The broader applications for synthetic data

Video analytics is ubiquitous across multiple industries and the same will apply to the synthetic data it is trained with. Further use cases include manufacturing, where synthetic data-trained AI models can ensure automated production lines function correctly. AI can detect anomalies in production or potential equipment failure. Collecting large amounts of production line footage can be risky, given the confidential information on manufacturing techniques and components.

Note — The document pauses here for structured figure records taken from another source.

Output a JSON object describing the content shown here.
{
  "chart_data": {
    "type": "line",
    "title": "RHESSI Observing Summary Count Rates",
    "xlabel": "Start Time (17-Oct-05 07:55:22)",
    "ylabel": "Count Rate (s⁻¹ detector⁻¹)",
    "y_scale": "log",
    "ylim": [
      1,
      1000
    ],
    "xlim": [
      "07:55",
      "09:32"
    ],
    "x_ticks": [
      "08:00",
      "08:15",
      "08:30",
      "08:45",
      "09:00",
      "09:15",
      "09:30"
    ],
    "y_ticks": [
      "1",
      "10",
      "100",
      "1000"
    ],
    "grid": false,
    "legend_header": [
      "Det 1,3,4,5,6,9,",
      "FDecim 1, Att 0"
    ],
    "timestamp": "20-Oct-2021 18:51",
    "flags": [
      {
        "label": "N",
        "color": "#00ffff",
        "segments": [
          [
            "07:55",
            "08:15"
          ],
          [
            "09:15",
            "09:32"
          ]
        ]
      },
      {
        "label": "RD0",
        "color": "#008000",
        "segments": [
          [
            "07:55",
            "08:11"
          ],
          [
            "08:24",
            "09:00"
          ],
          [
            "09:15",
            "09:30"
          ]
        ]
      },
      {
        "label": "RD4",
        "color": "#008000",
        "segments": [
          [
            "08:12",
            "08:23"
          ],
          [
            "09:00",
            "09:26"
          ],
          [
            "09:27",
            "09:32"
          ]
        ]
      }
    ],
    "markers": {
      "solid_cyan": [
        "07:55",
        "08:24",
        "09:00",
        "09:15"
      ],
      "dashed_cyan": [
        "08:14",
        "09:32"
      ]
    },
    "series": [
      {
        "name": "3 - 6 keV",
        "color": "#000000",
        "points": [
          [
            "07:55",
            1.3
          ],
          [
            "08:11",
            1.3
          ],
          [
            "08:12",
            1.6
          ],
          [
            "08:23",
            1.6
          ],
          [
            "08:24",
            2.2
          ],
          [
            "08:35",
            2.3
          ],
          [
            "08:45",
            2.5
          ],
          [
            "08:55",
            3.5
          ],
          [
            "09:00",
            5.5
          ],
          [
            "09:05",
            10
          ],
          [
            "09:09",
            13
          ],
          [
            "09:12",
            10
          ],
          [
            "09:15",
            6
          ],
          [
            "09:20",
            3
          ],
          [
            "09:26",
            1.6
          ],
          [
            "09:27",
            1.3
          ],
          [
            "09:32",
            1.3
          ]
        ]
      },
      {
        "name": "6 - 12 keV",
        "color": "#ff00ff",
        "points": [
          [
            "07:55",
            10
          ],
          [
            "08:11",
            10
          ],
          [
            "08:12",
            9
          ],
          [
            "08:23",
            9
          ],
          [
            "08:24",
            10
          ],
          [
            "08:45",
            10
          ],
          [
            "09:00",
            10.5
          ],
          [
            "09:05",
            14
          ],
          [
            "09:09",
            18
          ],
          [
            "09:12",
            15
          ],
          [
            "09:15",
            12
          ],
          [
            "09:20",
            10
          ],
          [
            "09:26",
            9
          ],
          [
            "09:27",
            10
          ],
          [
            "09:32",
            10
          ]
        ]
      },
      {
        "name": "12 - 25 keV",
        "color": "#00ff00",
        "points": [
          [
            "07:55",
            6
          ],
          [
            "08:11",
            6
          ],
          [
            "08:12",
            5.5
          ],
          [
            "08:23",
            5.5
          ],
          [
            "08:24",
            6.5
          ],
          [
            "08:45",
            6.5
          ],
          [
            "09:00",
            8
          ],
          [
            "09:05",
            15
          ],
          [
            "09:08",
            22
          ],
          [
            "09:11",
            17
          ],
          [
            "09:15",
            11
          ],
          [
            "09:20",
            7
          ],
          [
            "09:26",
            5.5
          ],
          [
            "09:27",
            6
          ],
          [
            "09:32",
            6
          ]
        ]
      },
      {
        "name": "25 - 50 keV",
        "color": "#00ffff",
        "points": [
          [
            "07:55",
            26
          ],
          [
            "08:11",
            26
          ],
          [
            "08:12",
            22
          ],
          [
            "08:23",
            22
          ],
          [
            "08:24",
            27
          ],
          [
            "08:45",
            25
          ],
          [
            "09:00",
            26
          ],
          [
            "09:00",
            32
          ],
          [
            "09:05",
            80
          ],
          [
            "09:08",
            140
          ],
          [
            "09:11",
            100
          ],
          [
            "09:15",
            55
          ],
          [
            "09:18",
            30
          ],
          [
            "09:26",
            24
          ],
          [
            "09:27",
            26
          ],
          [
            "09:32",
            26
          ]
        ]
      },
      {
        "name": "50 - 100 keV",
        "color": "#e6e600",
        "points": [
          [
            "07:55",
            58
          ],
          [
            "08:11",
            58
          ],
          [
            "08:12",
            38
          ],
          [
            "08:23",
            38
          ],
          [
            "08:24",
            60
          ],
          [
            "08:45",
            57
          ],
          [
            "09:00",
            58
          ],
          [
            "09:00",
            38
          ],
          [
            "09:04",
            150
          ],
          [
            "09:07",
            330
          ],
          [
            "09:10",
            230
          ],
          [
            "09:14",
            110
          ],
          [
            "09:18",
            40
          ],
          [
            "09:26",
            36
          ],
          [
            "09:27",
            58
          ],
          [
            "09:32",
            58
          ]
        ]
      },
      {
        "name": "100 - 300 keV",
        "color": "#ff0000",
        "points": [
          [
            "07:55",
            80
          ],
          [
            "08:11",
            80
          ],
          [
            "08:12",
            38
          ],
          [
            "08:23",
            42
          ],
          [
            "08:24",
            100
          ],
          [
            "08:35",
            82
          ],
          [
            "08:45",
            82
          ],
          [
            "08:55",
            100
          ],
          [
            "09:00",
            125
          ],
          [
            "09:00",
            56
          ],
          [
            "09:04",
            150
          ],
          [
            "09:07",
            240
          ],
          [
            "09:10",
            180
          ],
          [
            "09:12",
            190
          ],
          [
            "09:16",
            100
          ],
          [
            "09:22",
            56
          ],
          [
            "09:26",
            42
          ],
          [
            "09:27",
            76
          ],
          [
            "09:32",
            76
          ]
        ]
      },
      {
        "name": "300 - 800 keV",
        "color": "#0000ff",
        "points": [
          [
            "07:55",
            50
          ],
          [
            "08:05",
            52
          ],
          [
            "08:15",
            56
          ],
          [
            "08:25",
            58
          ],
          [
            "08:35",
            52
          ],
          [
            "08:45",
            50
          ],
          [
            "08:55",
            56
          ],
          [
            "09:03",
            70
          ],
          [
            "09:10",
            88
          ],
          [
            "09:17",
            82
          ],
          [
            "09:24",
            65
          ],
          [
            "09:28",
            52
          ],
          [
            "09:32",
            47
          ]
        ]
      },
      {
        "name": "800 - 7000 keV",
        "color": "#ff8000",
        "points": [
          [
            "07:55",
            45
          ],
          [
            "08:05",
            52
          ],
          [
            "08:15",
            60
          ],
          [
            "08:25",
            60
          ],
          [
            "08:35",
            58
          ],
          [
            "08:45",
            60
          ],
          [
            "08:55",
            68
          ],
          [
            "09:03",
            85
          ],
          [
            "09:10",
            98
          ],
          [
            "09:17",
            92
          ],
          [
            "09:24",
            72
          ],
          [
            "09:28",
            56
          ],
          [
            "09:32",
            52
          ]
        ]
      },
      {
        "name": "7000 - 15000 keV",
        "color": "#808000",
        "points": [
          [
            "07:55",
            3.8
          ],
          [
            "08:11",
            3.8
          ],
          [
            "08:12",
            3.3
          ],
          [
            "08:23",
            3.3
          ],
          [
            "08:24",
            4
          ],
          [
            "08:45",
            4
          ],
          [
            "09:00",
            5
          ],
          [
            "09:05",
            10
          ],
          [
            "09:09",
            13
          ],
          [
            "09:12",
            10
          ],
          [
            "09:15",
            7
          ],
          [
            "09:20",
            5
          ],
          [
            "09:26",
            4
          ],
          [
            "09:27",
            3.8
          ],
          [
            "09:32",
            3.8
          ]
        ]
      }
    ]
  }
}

Synthetic data may also be helpful in healthcare settings where patient privacy is paramount and collecting training data for scenarios like falling might be too challenging. It can help to train models to detect when a dementia patient is lost and wandering the halls of a hospital, or for example, to alert staff when a care home patient has fallen out of their bed.

A growing opportunity

As we witness more uses of AI in video and other applications, so too can we expect a rise in the use of synthetic data. Providing a safe, ethical and scalable data source, this data can be the best option in some situations. Everyone working with data and video, therefore, should be aware of the opportunities that synthetic data brings to their AI’s accuracy, representation, and overall effectiveness.